U.S. Immigration and Customs Enforcement arrested 57 illegal immigrants last month working at risk-sensitive facilities. Authorities fear the workers underscore a security breach that could be exploited by terrorists.
April 13, 2005

U.S. Immigration and Customs Enforcement arrested 57 illegal immigrants last month working at risk-sensitive facilities.
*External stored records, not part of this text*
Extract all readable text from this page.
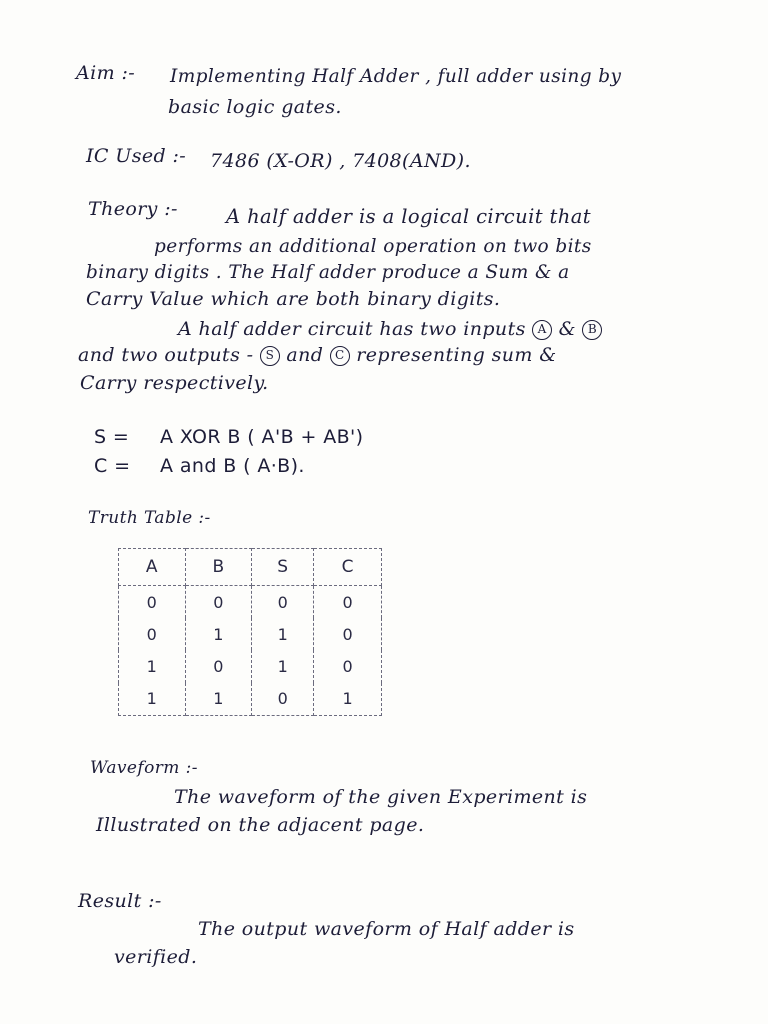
Aim :- Implementing Half Adder , full adder using by
basic logic gates.
IC Used :- 7486 (X-OR) , 7408(AND).
Theory :- A half adder is a logical circuit that
performs an additional operation on two bits
binary digits . The Half adder produce a Sum & a
Carry Value which are both binary digits.
A half adder circuit has two inputs A & B
and two outputs - S and C representing sum &
Carry respectively.
S = A XOR B ( A'B + AB')
C = A and B ( A·B).
Truth Table :-
A	B	S	C
0	0	0	0
0	1	1	0
1	0	1	0
1	1	0	1
Waveform :-
The waveform of the given Experiment is
Illustrated on the adjacent page.
Result :-
The output waveform of Half adder is
verified.
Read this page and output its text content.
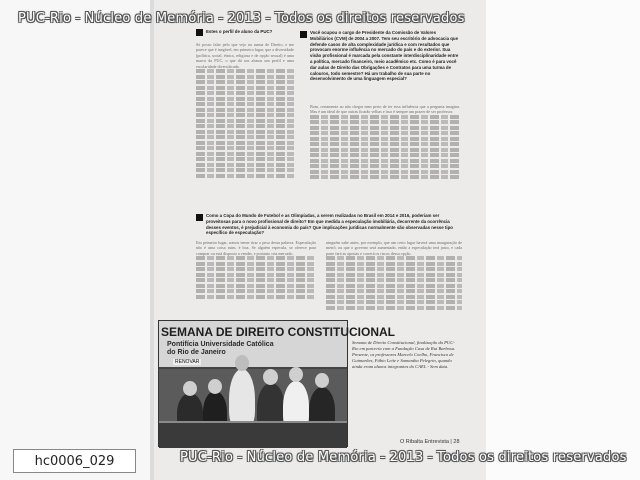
Estes o perfil de aluno da PUC?
Só posso falar pelo que vejo na turma de Direito, e me parece que é inegável, em primeiro lugar, que a diversidade (política, social, étnica, religiosa e de opção sexual) é uma marca da PUC, o que dá aos alunos um perfil e uma escolaridade diversificada.
Você ocupou o cargo de Presidente da Comissão de Valores Mobiliários (CVM) de 2004 a 2007. Tem seu escritório de advocacia que defende casos de alta complexidade jurídica e com resultados que provocam enorme influência no mercado do país e do exterior. Sua visão profissional é marcada pela constante interdisciplinaridade entre a política, mercado financeiro, meio acadêmico etc. Como é para você dar aulas de Direito das Obrigações e Contratos para uma turma de calouros, todo semestre? Há um trabalho de sua parte no desenvolvimento de uma linguagem especial?
Bom, certamente ao não chegar nem perto de ter essa influência que a pergunta imagina. Mas é um ideal de que outras ficarão velhas e isso é sempre um prazer de ser professor.
Como a Copa do Mundo de Futebol e as Olimpíadas, a serem realizadas no Brasil em 2014 e 2016, poderiam ser proveitosas para o novo profissional de direito? Em que medida a especulação imobiliária, decorrente da ocorrência desses eventos, é prejudicial à economia do país? Que implicações jurídicas normalmente são observadas nesse tipo específico de especulação?
Em primeiro lugar, somos temer tirar o peso dessa palavra. Especulação não é uma coisa ruim, é boa. Se alguém especula, se oferece para comprar ou está disposto a vender, e portanto cria mercado.
ninguém sabe antes, por exemplo, que um certo lugar haverá uma inauguração de metrô, ou que o governo será aumentado, então a especulação terá justo, e cada parte fará as apostas e correrá os riscos dessa opção.
SEMANA DE DIREITO CONSTITUCIONAL
Pontifícia Universidade Católica do Rio de Janeiro
RENOVAR
Semana de Direito Constitucional, finalização da PUC-Rio em parceria com a Fundação Casa de Rui Barbosa. Presente, os professores Marcelo Coelho, Francisco de Guimarães, Fábio Leite e Samantha Pelegrin, quando ainda eram alunos integrantes do CAEL - Sem data.
O Ribalta Entrevista | 28
PUC-Rio - Núcleo de Memória - 2013 - Todos os direitos reservados
PUC-Rio - Núcleo de Memória - 2013 - Todos os direitos reservados
hc0006_029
Authorities fear the workers underscore a security breach that could be exploited by terrorists.

The arrests include:

  • March 28: Fourteen Brazilians, including one fugitive, working as janitors at Boston's Logan International Airport.

  • March 22 and two weeks prior: Five Mexicans and one Argentine national doing landscaping, painting and other labor at the Crystal River Power Plant facility in northern Florida.

  • March 21: Nine Mexicans at Pacific Maintenance Co., a Tucson, Arizona, subcontracting company that provides maintenance services to national defense firms like Honeywell, IBM and Texas Instruments.

  • March 18: One Mexican hired to insulate pipes at the nuclear plant at the Duane Arnold Energy Center in Palo, Iowa.

  • March 8: Twenty-seven immigrants - from Sudan, Zimbabwe, Venezuela, Mexico, Chile, Peru and the Philippines - working as airplane mechanics at the Piedmont Triad International Airport in Greensboro, North Carolina. Six workers were licensed by the FAA, ICE spokesman Dean Boyd said.